ON_SCREEN_TEXT: Instant Regret

=== SHOT_5 ===
DURATION_S: 10
CAMERA: low angle, dynamic tracking shot
IMAGE_PROMPT: Zhang, 35-year-old East Asian woman, wavy long hair, heavy makeup, white professional pantsuit, arrogant expression; Lu, 28-year-old East Asian man, slicked-back black hair, rimless glasses, dark grey tailored suit, cold and powerful aura, Lu puts one hand in his pocket, turns around sharply, and sits down dominantly into the CEO executive chair, Zhang stands frozen in the background trembling with despair, cinematic realism, authentic photography, high-contrast lighting, --ar 9:16
VIDEO_PROMPT: Zhang, 35-year-old East Asian woman, wavy long hair, heavy makeup, white professional pantsuit, arrogant expression; Lu, 28-year-old East Asian man, slicked-back black hair, rimless glasses, dark grey tailored suit, cold and powerful aura, Lu turns around with a swift, smooth motion and sits firmly into the CEO chair, camera tracks his movement dynamically, Zhang trembles in panic in the background, fast pacing 0-10s, Dialogue (Lu, cold): "My undercover inspection is over. Now, pack your bags and get out.", cinematic realism, authentic photography, no watermark, no logo, no subtitles, aspect_ratio: 9:16
VOICEOVER: "My undercover inspection is over. Now, pack your bags and get out."
ON_SCREEN_TEXT: The Ultimate Payback

Notes on what makes these examples work:

IDENTITY_ANCHOR is the first comma-separated segment of every IMAGE_PROMPT and VIDEO_PROMPT, byte-identical across all five shots.

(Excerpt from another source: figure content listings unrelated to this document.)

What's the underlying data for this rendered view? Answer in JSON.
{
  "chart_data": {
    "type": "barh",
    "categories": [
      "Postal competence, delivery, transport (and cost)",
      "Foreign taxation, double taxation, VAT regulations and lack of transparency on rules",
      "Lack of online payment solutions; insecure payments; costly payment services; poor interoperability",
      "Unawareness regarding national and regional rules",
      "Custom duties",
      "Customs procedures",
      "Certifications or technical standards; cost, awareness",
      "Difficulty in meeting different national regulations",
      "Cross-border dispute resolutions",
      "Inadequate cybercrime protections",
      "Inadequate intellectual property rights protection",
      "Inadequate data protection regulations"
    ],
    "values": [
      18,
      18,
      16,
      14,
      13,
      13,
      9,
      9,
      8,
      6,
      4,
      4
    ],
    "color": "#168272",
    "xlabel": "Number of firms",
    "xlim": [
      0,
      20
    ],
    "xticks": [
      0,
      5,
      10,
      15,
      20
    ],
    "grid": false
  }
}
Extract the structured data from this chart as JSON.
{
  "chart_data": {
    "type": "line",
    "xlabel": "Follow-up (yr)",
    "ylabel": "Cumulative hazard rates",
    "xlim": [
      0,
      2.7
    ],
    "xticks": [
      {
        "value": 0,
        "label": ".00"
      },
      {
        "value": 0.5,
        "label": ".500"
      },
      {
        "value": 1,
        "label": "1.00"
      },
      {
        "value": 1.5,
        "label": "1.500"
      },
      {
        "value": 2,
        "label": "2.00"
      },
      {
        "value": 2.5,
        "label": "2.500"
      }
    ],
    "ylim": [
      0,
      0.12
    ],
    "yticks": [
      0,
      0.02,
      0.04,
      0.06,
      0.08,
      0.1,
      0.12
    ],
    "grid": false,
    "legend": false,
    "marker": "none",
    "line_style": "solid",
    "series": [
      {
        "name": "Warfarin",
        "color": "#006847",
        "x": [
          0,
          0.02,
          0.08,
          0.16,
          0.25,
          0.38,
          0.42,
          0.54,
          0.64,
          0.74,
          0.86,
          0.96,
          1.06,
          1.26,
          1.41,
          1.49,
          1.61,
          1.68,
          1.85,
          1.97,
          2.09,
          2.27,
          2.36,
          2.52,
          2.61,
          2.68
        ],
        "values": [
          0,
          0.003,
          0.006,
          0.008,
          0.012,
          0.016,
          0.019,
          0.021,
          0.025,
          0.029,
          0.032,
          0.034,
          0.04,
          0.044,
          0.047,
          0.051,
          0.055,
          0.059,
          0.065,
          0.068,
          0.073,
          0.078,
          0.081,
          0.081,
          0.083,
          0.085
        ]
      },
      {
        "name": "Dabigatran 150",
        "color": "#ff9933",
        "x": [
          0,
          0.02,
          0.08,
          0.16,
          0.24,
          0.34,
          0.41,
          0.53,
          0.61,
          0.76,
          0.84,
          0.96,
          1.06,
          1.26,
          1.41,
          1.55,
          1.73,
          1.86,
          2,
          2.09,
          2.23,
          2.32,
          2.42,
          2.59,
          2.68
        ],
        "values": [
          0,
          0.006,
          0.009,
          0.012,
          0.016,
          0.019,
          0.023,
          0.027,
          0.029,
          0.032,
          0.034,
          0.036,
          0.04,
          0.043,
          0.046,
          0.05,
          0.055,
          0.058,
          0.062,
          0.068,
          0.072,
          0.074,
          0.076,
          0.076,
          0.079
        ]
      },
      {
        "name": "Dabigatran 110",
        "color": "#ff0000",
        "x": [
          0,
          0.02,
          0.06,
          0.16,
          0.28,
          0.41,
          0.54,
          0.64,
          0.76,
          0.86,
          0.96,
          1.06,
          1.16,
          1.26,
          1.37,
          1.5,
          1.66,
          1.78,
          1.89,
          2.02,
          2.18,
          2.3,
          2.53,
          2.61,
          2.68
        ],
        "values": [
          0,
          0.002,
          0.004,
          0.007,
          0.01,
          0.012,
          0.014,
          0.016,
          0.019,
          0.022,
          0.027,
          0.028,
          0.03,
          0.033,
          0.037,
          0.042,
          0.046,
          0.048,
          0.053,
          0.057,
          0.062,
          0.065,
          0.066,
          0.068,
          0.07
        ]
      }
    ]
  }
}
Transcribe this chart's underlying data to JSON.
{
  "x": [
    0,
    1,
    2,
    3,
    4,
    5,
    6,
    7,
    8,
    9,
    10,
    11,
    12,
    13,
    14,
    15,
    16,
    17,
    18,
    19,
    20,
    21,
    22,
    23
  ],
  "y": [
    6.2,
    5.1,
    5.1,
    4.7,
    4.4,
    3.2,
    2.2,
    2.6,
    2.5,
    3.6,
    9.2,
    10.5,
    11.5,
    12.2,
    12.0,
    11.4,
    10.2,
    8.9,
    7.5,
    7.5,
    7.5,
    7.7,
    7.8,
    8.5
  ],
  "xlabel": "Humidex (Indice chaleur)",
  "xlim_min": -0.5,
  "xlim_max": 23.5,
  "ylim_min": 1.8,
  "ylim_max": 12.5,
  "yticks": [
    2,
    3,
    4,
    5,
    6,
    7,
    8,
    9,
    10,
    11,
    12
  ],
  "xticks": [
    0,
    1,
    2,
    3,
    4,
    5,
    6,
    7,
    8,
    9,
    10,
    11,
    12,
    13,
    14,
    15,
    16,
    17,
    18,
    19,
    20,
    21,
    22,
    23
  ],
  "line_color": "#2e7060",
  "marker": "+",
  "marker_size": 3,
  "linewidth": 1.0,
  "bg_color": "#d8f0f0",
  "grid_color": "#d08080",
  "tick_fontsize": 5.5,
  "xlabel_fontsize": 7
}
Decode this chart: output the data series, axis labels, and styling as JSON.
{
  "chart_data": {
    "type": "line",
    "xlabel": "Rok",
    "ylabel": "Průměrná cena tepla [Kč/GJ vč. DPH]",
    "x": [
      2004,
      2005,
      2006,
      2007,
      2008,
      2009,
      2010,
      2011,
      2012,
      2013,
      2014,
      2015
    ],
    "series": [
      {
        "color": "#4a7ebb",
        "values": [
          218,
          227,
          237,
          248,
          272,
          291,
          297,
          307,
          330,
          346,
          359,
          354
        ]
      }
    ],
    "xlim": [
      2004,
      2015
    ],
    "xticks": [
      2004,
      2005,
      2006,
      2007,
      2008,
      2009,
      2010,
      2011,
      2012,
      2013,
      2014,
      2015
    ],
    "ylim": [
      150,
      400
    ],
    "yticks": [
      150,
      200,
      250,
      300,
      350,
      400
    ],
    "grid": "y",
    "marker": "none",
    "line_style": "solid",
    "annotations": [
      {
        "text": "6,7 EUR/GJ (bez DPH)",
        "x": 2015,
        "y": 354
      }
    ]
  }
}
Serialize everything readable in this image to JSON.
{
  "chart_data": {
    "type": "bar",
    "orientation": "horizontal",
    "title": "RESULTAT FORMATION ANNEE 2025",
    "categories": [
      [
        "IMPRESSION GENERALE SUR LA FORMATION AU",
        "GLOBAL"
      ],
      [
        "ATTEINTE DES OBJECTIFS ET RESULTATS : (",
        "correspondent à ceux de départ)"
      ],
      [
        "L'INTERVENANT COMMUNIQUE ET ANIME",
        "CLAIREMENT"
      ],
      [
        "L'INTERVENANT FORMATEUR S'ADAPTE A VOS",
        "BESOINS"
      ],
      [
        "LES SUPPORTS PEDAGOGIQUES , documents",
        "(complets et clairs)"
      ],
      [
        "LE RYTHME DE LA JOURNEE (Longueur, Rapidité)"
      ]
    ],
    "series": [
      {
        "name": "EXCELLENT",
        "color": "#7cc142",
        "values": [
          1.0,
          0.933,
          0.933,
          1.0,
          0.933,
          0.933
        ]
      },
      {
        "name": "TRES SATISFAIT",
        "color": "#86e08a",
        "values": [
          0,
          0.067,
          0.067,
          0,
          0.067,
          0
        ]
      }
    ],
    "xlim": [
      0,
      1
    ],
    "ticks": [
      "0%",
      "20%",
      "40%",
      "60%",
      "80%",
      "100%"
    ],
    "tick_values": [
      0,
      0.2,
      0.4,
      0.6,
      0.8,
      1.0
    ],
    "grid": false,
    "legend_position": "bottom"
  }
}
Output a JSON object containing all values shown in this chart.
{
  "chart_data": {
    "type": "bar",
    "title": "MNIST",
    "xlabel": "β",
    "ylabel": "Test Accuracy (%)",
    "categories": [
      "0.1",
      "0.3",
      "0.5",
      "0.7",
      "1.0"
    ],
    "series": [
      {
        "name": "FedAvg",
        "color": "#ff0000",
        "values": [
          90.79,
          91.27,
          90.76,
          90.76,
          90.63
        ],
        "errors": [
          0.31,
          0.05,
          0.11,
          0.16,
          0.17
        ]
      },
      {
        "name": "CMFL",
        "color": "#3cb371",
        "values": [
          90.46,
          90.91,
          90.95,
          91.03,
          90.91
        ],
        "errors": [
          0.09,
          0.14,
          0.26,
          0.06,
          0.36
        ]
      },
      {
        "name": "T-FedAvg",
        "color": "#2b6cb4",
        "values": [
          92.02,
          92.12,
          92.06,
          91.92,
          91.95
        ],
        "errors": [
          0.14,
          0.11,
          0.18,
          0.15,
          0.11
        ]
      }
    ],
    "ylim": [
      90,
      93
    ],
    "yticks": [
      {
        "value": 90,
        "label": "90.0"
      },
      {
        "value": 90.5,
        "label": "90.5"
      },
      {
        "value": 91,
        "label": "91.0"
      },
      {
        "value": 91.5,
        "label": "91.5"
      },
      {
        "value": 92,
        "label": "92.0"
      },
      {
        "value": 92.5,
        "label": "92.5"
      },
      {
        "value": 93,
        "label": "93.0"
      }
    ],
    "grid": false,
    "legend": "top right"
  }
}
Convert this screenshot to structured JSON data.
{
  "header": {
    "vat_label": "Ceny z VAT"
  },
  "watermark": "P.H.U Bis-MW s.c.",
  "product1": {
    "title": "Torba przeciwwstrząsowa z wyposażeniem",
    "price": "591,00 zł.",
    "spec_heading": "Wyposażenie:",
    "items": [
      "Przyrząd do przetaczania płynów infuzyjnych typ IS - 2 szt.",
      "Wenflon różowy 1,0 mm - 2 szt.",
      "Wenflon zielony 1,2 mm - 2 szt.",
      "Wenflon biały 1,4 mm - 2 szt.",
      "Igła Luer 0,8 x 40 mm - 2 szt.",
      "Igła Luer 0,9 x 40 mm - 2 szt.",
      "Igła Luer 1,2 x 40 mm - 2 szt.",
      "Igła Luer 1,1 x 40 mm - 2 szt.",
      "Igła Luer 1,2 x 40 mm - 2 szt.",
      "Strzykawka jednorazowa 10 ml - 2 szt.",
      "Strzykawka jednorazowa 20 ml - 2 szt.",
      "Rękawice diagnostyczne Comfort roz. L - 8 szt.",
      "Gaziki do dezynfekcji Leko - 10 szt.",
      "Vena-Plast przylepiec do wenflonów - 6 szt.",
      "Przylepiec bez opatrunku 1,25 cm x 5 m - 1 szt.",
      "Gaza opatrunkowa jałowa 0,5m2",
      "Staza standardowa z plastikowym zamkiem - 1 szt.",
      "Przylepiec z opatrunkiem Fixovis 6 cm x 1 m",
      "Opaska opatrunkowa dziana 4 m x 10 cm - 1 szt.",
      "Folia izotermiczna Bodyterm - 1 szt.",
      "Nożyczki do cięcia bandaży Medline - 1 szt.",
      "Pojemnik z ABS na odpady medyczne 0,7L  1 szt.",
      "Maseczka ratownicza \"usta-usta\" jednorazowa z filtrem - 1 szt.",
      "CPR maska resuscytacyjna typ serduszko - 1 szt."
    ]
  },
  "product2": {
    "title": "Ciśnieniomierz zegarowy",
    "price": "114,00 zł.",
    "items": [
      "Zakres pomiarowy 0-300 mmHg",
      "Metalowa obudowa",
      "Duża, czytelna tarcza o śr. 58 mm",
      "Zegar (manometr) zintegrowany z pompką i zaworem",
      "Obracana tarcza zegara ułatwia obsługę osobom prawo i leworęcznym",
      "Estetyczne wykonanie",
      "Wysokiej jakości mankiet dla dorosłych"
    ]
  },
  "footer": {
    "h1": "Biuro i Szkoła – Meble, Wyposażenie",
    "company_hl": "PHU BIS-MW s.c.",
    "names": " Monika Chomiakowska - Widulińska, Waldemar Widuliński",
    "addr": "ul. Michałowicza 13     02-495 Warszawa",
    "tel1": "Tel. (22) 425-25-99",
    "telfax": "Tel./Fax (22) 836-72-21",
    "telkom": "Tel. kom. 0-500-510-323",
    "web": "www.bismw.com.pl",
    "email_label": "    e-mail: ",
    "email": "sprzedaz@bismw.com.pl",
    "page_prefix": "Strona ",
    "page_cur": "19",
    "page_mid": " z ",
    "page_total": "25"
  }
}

RENDER_STYLE sits near the end of each prompt, also repeated verbatim. That repetition is what gives the video model a stable identity + style anchor.
Shots 2 and 4 deliberately drop the second character from the IDENTITY_ANCHOR fragment — only the character actually on-camera is named. The anchor "vocabulary" stays consistent (same name, same age/clothing string) but you may omit the off-camera person to keep the prompt focused.
Each VIDEO_PROMPT carries ONE major action + ONE camera move per 10-second beat. Trying to pack multiple beats into a single shot blurs the result.
ON_SCREEN_TEXT is short (4 CJK chars or 2-3 English words) — long enough to read at 10 fps but short enough not to compete with the voiceover or main subject.
VOICEOVER quotes punctuation goes verbatim into the SRT later; punctuation marks survive UTF-8 round-trip through ai-video-script → srt-from-script → subtitle-burner.

What this skill does NOT do

Does not call any image/video API itself — it only emits text.
Does not invent SHOT durations that violate OVERVIEW.DURATION_S.
Does not produce more than 10 shots in a single pass.